Closing Out 2005 As An Independent

I just posted my three final invoices for 2005, my first full year of living in Hawai’i. The good news is that I beat my budget targets by 16%. The bad news is that, because of the move, I reduced those targets by 15%! The other bad news is that the cost of living in Hawai’i is higher even than in the Bay Area, so when I calculate our budget for next year, I’m going to have to ratchet up my income targets, which means either charging my clients more or taking on more work. Sigh. The other good news, though, is that it does seem possible to live on a tropical island and make a living wage as a programmer and writer.

I’ve long felt that it is impossible to get rich if the only thing you sell is your own time, and although we’re doing okay, our lifestyle is quite modest (I drive a ’92 Honda Civic that we bought new and which just passed 100,000 miles). I make the large majority of our money — Tina works part-time in a plant nursery and hasn’t sold any paintings this year. I’m not particularly interested in “advancing” in my career. I’ve done lots of stuff and, like Nora Desmond, I feel I am big, it’s the pictures that got small. (Microsoft and Mozilla agreed on an RSS icon ? I take back everything!)

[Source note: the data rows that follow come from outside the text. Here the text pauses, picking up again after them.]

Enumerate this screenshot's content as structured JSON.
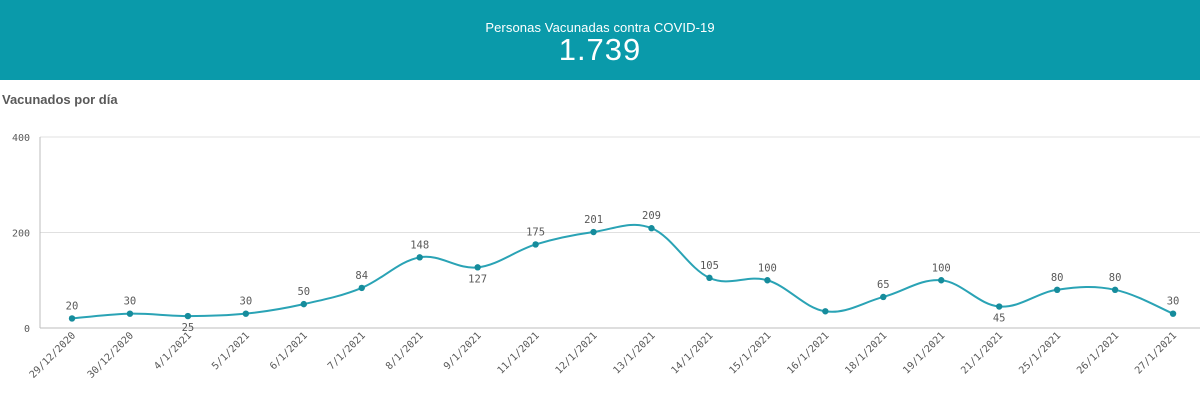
{
  "kpi": {
    "label": "Personas Vacunadas contra COVID-19",
    "value": "1.739",
    "background": "#0a9aaa"
  },
  "chart_title": "Vacunados por día",
  "chart_data": {
    "type": "line",
    "title": "Vacunados por día",
    "xlabel": "",
    "ylabel": "",
    "ylim": [
      0,
      400
    ],
    "yticks": [
      0,
      200,
      400
    ],
    "grid": true,
    "line_color": "#2aa3b5",
    "categories": [
      "29/12/2020",
      "30/12/2020",
      "4/1/2021",
      "5/1/2021",
      "6/1/2021",
      "7/1/2021",
      "8/1/2021",
      "9/1/2021",
      "11/1/2021",
      "12/1/2021",
      "13/1/2021",
      "14/1/2021",
      "15/1/2021",
      "16/1/2021",
      "18/1/2021",
      "19/1/2021",
      "21/1/2021",
      "25/1/2021",
      "26/1/2021",
      "27/1/2021"
    ],
    "values": [
      20,
      30,
      25,
      30,
      50,
      84,
      148,
      127,
      175,
      201,
      209,
      105,
      100,
      35,
      65,
      100,
      45,
      80,
      80,
      30
    ],
    "data_labels": [
      "20",
      "30",
      "25",
      "30",
      "50",
      "84",
      "148",
      "127",
      "175",
      "201",
      "209",
      "105",
      "100",
      "",
      "65",
      "100",
      "45",
      "80",
      "80",
      "30"
    ]
  }
}
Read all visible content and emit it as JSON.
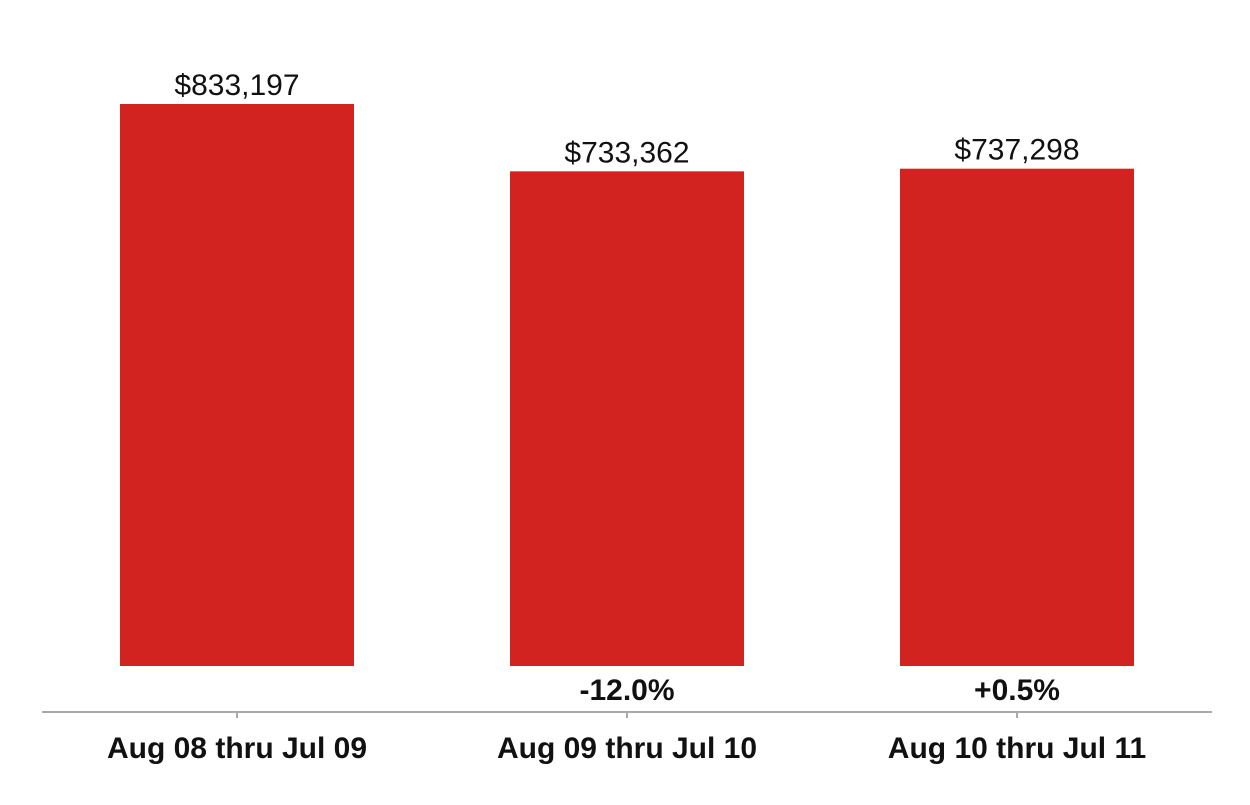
{
  "chart_data": {
    "type": "bar",
    "categories": [
      "Aug 08 thru Jul 09",
      "Aug 09 thru Jul 10",
      "Aug 10 thru Jul 11"
    ],
    "values": [
      833197,
      733362,
      737298
    ],
    "value_labels": [
      "$833,197",
      "$733,362",
      "$737,298"
    ],
    "change_labels": [
      "",
      "-12.0%",
      "+0.5%"
    ],
    "title": "",
    "xlabel": "",
    "ylabel": "",
    "ylim": [
      0,
      833197
    ],
    "grid": false,
    "legend": "none",
    "colors": {
      "bar": "#D22320",
      "axis": "#AAAAAA",
      "text": "#111111"
    }
  }
}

I can’t justify charging people $200 an hour. More truthfully, I can’t justify it to myself. I know a few people who charge $200 or more an hour and the thing is: if you just do it, you can do it. You have to travel a lot, though, and you probably shouldn’t put pictures of yourself wearing a t-shirt on your blog and you certainly don’t tell people you drive a ’92 Honda Civic. I used to think that when I taught, for which I generally charged $2,500 to $3,000 a day, I made good money, but the problem is that you have to amortize your development and practice time, which, for me, is about a 20:1 ratio. For me the worst thing is that I have a strong novelty-seeking personality and I cannot stand to give the same lecture more than four or five times. Including practice run-throughs. Which means that, essentially, I’ve never amortized the cost of developing a talk. Not even close.

I think to make more than a living wage, you have to sell a product.